CoCM has an extensive evidence base, and care provided under the model is reimbursed by the Centers for Medicare and Medicaid Services. Beginning in 2015, CoCM was implemented in seven primary care practices serving patients from racial-ethnic minority groups in the Bronx and lower Westchester counties of New York state. Many of the patients were predominantly Medicaid beneficiaries.

In total, 88,236 of patients (87%) were administered the Patient Health Questionnaire (PHQ-9) and the Generalized Anxiety Disorder Scale (GAD-7) in a primary care visit. Of these, 11,886 (13%) screened positive for clinically significant depressive or anxiety symptoms, and 6,849 (8%) had clinically significant comorbid anxiety and depression.

In total, 5,247 patients (56%) engaged in CoCM—defined as completing an initial assessment with a preliminary diagnosis and agreeing to start treatment—during the three-year study; 3,957 had one or more follow-ups after 10 to 14 weeks, during which the PHQ-9 or GAD-7 was again administered. For patients with at least one follow-up by 10 to 14 weeks, 58% had improved scores on the PHQ-9, GAD-7, or both; 19% of patients with depression and 20% of patients with anxiety were in remission (defined as scores of less than 5 on the PHQ-9 and GAD-7).

Twenty-five percent of patients who were eligible for collaborative care did not return for at least one follow-up appointment after agreeing to start treatment.

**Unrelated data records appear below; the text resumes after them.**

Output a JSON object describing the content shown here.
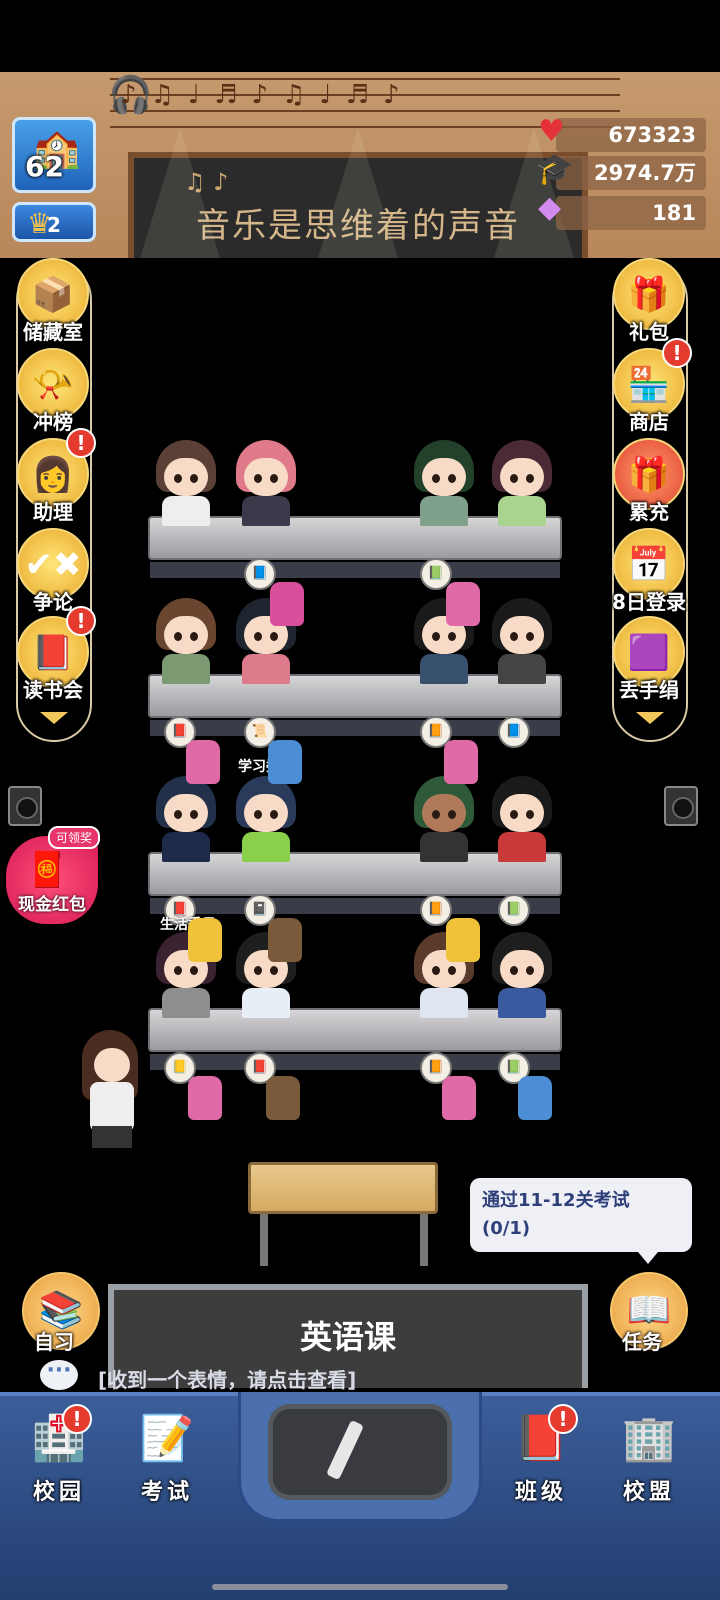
{
  "header": {
    "board_title": "音乐是思维着的声音",
    "level": "62",
    "rank": "2",
    "colors": {
      "accent_red": "#e43b2e",
      "gold": "#f1c75b"
    }
  },
  "resources": [
    {
      "icon": "heart-icon",
      "value": "673323"
    },
    {
      "icon": "graduation-cap-icon",
      "value": "2974.7万"
    },
    {
      "icon": "diamond-icon",
      "value": "181"
    }
  ],
  "left_menu": [
    {
      "icon": "boxes-icon",
      "label": "储藏室",
      "badge": false
    },
    {
      "icon": "trophy-horn-icon",
      "label": "冲榜",
      "badge": false
    },
    {
      "icon": "assistant-girl-icon",
      "label": "助理",
      "badge": true
    },
    {
      "icon": "debate-icon",
      "label": "争论",
      "badge": false
    },
    {
      "icon": "book-club-icon",
      "label": "读书会",
      "badge": true
    }
  ],
  "right_menu": [
    {
      "icon": "gift-box-icon",
      "label": "礼包",
      "badge": false
    },
    {
      "icon": "shop-icon",
      "label": "商店",
      "badge": true
    },
    {
      "icon": "cumulative-recharge-icon",
      "label": "累充",
      "badge": false
    },
    {
      "icon": "calendar-8-icon",
      "label": "8日登录",
      "badge": false
    },
    {
      "icon": "handkerchief-icon",
      "label": "丢手绢",
      "badge": false
    }
  ],
  "badge_mark": "!",
  "roles": {
    "study_monitor": "学习委员",
    "life_monitor": "生活委员"
  },
  "cash_packet": {
    "tag": "可领奖",
    "label": "现金红包"
  },
  "task": {
    "title": "通过11-12关考试",
    "progress": "(0/1)"
  },
  "lesson": {
    "title": "英语课"
  },
  "self_study": {
    "label": "自习"
  },
  "task_button": {
    "label": "任务"
  },
  "chat": {
    "text": "[收到一个表情，请点击查看]"
  },
  "bottom_nav": [
    {
      "icon": "campus-icon",
      "label": "校园",
      "badge": true
    },
    {
      "icon": "exam-paper-icon",
      "label": "考试",
      "badge": false
    },
    {
      "icon": "class-book-icon",
      "label": "班级",
      "badge": true
    },
    {
      "icon": "school-alliance-icon",
      "label": "校盟",
      "badge": false
    }
  ]
}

Perceived stigma about mental illness, transportation problems, and family and work responsibilities may have impeded engagement, the researchers wrote.

“Improving the engagement of vulnerable patients in integrated models such as the CoCM can enhance receptivity and access to behavioral health treatment, representing key steps toward addressing health care inequity and increasing population impact,” the researchers wrote. “However, our findings also highlighted a significant need for targeted CoCM modifications to improve initial and ongoing patient engagement for this patient population.”